Don't Count on Your Boss to Teach You Everything You Need to Know

Your boss has the job you want. He’s successful, respected, and a great teacher and mentor. Watching and learning from him is all you need to be successful, right?

Not necessarily. Even the very best in their field can fall victim to the “this is the way we’ve always done it” syndrome. Being the best takes a lot of work, which is why the superstars are often so focused on doing what they do that they miss what’s coming. Your boss may know everything about the state of the industry today, but does he have time to think about what’s over the horizon?

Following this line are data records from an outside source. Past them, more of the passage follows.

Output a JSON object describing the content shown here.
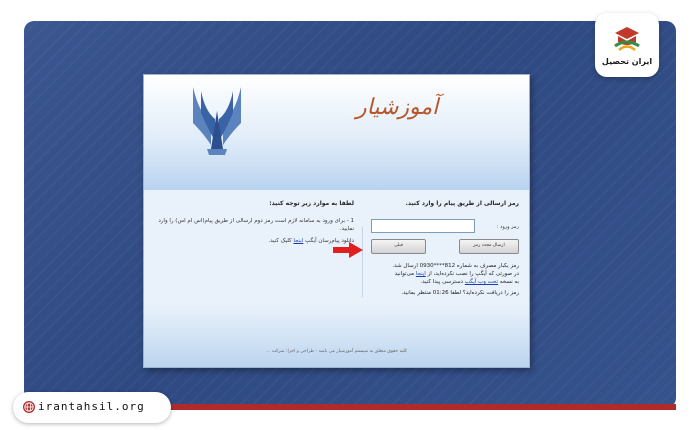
{
  "brand": {
    "name": "ایران تحصیل",
    "website": "irantahsil.org"
  },
  "login_window": {
    "system_title": "آموزشیار",
    "instructions": {
      "title": "لطفا به موارد زیر توجه کنید:",
      "item_1": "1 - برای ورود به سامانه لازم است رمز دوم ارسالی از طریق پیام(اس ام اس) را وارد نمایید.",
      "item_2_prefix": "دانلود پیام‌رسان آیگپ",
      "item_2_link": "اینجا",
      "item_2_suffix": "کلیک کنید."
    },
    "login_form": {
      "title": "رمز ارسالی از طریق پیام را وارد کنید.",
      "username_label": "رمز ورود :",
      "username_value": "",
      "send_code_button": "ارسال مجدد رمز",
      "back_button": "قبلی",
      "sms_info_line1": "رمز یکبار مصرف به شماره 812****0930 ارسال شد.",
      "sms_info_line2_prefix": "در صورتی که آیگپ را نصب نکرده‌اید، از",
      "sms_info_line2_link": "اینجا",
      "sms_info_line2_suffix": "می‌توانید",
      "sms_info_line3_prefix": "به نسخه",
      "sms_info_line3_link": "تحت وب آیگپ",
      "sms_info_line3_suffix": "دسترسی پیدا کنید.",
      "retry_info": "رمز را دریافت نکرده‌اید؟ لطفا 01:26 منتظر بمانید."
    },
    "footer": "کلیه حقوق متعلق به سیستم آموزشیار می باشد - طراحی و اجرا: شرکت ..."
  },
  "colors": {
    "background": "#2f4a82",
    "accent_red": "#b02a2a",
    "title_orange": "#b5562b",
    "arrow_red": "#e02020"
  }
}
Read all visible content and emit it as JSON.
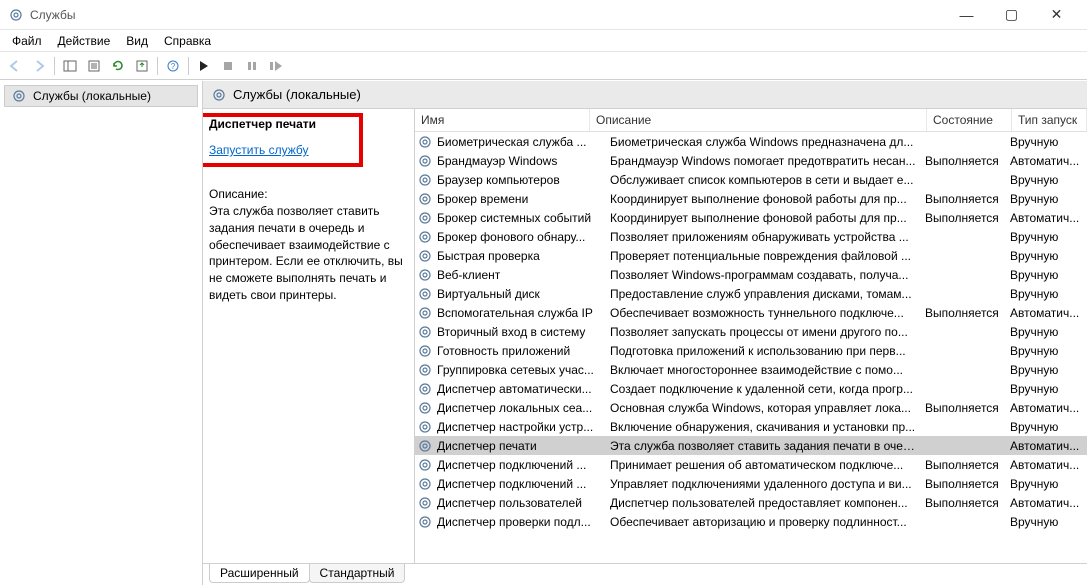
{
  "window": {
    "title": "Службы"
  },
  "menu": {
    "file": "Файл",
    "action": "Действие",
    "view": "Вид",
    "help": "Справка"
  },
  "tree": {
    "root": "Службы (локальные)"
  },
  "content_header": "Службы (локальные)",
  "detail": {
    "title": "Диспетчер печати",
    "start_link": "Запустить службу",
    "desc_label": "Описание:",
    "description": "Эта служба позволяет ставить задания печати в очередь и обеспечивает взаимодействие с принтером. Если ее отключить, вы не сможете выполнять печать и видеть свои принтеры."
  },
  "columns": {
    "name": "Имя",
    "desc": "Описание",
    "state": "Состояние",
    "type": "Тип запуск"
  },
  "services": [
    {
      "name": "Биометрическая служба ...",
      "desc": "Биометрическая служба Windows предназначена дл...",
      "state": "",
      "type": "Вручную"
    },
    {
      "name": "Брандмауэр Windows",
      "desc": "Брандмауэр Windows помогает предотвратить несан...",
      "state": "Выполняется",
      "type": "Автоматич..."
    },
    {
      "name": "Браузер компьютеров",
      "desc": "Обслуживает список компьютеров в сети и выдает е...",
      "state": "",
      "type": "Вручную"
    },
    {
      "name": "Брокер времени",
      "desc": "Координирует выполнение фоновой работы для пр...",
      "state": "Выполняется",
      "type": "Вручную"
    },
    {
      "name": "Брокер системных событий",
      "desc": "Координирует выполнение фоновой работы для пр...",
      "state": "Выполняется",
      "type": "Автоматич..."
    },
    {
      "name": "Брокер фонового обнару...",
      "desc": "Позволяет приложениям обнаруживать устройства ...",
      "state": "",
      "type": "Вручную"
    },
    {
      "name": "Быстрая проверка",
      "desc": "Проверяет потенциальные повреждения файловой ...",
      "state": "",
      "type": "Вручную"
    },
    {
      "name": "Веб-клиент",
      "desc": "Позволяет Windows-программам создавать, получа...",
      "state": "",
      "type": "Вручную"
    },
    {
      "name": "Виртуальный диск",
      "desc": "Предоставление служб управления дисками, томам...",
      "state": "",
      "type": "Вручную"
    },
    {
      "name": "Вспомогательная служба IP",
      "desc": "Обеспечивает возможность туннельного подключе...",
      "state": "Выполняется",
      "type": "Автоматич..."
    },
    {
      "name": "Вторичный вход в систему",
      "desc": "Позволяет запускать процессы от имени другого по...",
      "state": "",
      "type": "Вручную"
    },
    {
      "name": "Готовность приложений",
      "desc": "Подготовка приложений к использованию при перв...",
      "state": "",
      "type": "Вручную"
    },
    {
      "name": "Группировка сетевых учас...",
      "desc": "Включает многостороннее взаимодействие с помо...",
      "state": "",
      "type": "Вручную"
    },
    {
      "name": "Диспетчер автоматически...",
      "desc": "Создает подключение к удаленной сети, когда прогр...",
      "state": "",
      "type": "Вручную"
    },
    {
      "name": "Диспетчер локальных сеа...",
      "desc": "Основная служба Windows, которая управляет лока...",
      "state": "Выполняется",
      "type": "Автоматич..."
    },
    {
      "name": "Диспетчер настройки устр...",
      "desc": "Включение обнаружения, скачивания и установки пр...",
      "state": "",
      "type": "Вручную"
    },
    {
      "name": "Диспетчер печати",
      "desc": "Эта служба позволяет ставить задания печати в очер...",
      "state": "",
      "type": "Автоматич...",
      "selected": true
    },
    {
      "name": "Диспетчер подключений ...",
      "desc": "Принимает решения об автоматическом подключе...",
      "state": "Выполняется",
      "type": "Автоматич..."
    },
    {
      "name": "Диспетчер подключений ...",
      "desc": "Управляет подключениями удаленного доступа и ви...",
      "state": "Выполняется",
      "type": "Вручную"
    },
    {
      "name": "Диспетчер пользователей",
      "desc": "Диспетчер пользователей предоставляет компонен...",
      "state": "Выполняется",
      "type": "Автоматич..."
    },
    {
      "name": "Диспетчер проверки подл...",
      "desc": "Обеспечивает авторизацию и проверку подлинност...",
      "state": "",
      "type": "Вручную"
    }
  ],
  "tabs": {
    "extended": "Расширенный",
    "standard": "Стандартный"
  }
}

Right now, before all of the responsibility is on your shoulders, is the time to establish your strategy for keeping up with what’s going on in the industry. This is important for two reasons. First, you can make your boss look good by tipping him off on the latest trends. Second, if he leaves, you can make your mark by changing things up. So how do you do it? Through social media. Here’s how:

  • If you’re not on Twitter, you should be. Twitter lets you set up streams based on search results. For instance, if you’re in retail, you could set up a stream for #retail, another for #marketing, one for #customerservice, one for #employeetraining…really, anything you can think of that pertains to your industry. Twitter may limit you to 140 characters, but those 140 characters can clue you in on what people are talking about…and who’s doing the talking. It’s a great way to identify thought leaders. These are the people who are always aware of (if not driving) the changes that are coming in their niches. Once you know who they are, you can follow them on Google+ and other social networks.
  • Speaking of Google+…their “communities” are kind of like “streams” on Twitter without the 140-character limit. You can do a search for a keyword that pertains to your industry, and Google+ will give you a list of communities that are talking about it. Some require approval for membership; some don’t. Even if they do require approval, you’ll be fine as long as you’re not spamming. Once you’ve found these communities, you can use them to take the pulse of your industry.
  • Google+ also lets you create “circles” of people whose posts you want to see. And, unlike Facebook and LinkedIn, you don’t need the other person’s permission to add them to your circles. So once you’ve identified some thought leaders on Twitter or other social networks, you can search for them on Google+ and add them to your circles. You’ll see all of their posts, which can give you a lot of insight into what’s coming next.
  • Never underestimate the power of engagement. Whether it’s retweeting or commenting on a Google+ post, engaging thought leaders with thoughtful comments is a great way to add to your network. (By the way….”great post” is not a thoughtful comment! Say something worthwhile.) The more engagement you have with thought leaders, the more insight you’ll have into what’s going on in the industry.
  • Don’t forget that, in most cases, you have two relevant industries: your field, and your company’s business. For example, if you work in marketing for a retailer, you’ll want to keep tabs on developments in both marketing and retail.

You may have the most awesome, skilled, knowledgeable boss in the world, but those people are usually too busy to keep up with what’s coming next; they’re too focused on what’s happening right now. Now, when you’re just starting out, is the time to plug in to what’s going on. If you do, in a few years, you won’t have to follow the thought leaders, because you’ll be one.